Moskau ist zwar gewissermaßen Vorbild, aber gleichzeitig auch Hemmschuh, meint Riddle-Redaktionsleiter Anton Barbaschin auf InLiberty. Aus der Perspektive der „inoffiziellen Hauptstadt Sibiriens“ wirft der Nowosibirsker einen kritischen Blick auf den russischen Föderalismus und das nicht immer einfache Verhältnis zum Machtzentrum Moskau.
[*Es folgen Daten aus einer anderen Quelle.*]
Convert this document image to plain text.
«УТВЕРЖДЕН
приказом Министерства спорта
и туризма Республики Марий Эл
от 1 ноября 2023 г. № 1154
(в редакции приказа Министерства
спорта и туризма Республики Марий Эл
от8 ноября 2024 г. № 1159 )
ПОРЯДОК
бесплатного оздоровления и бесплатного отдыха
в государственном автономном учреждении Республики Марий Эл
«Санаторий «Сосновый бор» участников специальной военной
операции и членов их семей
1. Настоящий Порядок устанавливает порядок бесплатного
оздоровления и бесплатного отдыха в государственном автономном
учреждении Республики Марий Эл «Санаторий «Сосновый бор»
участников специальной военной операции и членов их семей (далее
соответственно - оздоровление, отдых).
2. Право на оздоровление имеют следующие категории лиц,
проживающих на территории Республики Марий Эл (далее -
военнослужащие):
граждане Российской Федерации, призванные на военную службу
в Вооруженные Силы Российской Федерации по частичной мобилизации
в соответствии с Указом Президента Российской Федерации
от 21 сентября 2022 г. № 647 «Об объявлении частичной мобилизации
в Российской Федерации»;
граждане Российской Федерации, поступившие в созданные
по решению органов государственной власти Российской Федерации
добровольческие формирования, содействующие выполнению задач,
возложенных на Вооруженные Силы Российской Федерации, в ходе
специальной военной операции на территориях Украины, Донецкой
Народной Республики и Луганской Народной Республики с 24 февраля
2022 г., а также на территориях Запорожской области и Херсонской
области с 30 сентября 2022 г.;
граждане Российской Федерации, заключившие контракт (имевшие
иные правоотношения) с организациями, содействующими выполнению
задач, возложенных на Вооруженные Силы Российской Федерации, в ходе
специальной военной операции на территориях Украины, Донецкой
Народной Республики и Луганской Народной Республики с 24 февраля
„Sie sind hier nicht in Moskau“ – das ist in all den Jahren wohl die griffigste Losung auf den Monstrationen von Nowosibirsk. Die Monstration – lassen Sie es uns den Moskauern erklären – ist eine in Nowosibirsk entstandene Aktion zum 1. Mai, eine Parodie auf die offiziellen Paraden zum Tag des Frühlings und der Arbeit. Die Teilnehmer der Aktion gestalten lustige, komische, verrückte und provokante Plakate, mit denen sie durch das Stadtzentrum ziehen – wenn es gelingt, eine behördliche Genehmigung zu erlangen. Nicht zufällig trifft man auf die Losung von „nicht in Moskau“ gerade in Nowosibirsk, der inoffiziellen Hauptstadt Sibiriens, der größten Stadt hinter dem Ural, deren Einwohnerzahl nur hinter Moskau und Sankt Petersburg zurückbleibt.
Regionales Moskau
Das seiner langen Geschichte beraubte Nowosibirsk hat trotz all seines wissenschaftlichen, industriellen und kulturellen Potenzials im Grunde kein unverkennbares Antlitz und keine unverwechselbare Stimme. Auf der Suche nach Identität vergleichen wir uns nicht so sehr mit Städten wie Jekaterinburg oder Krasnojarsk, sondern stehen im Dialog mit Moskau, besser gesagt, wir hören seinem Monolog zu. Diese Kommunikationsform wird zweifellos von Moskau vorgegeben.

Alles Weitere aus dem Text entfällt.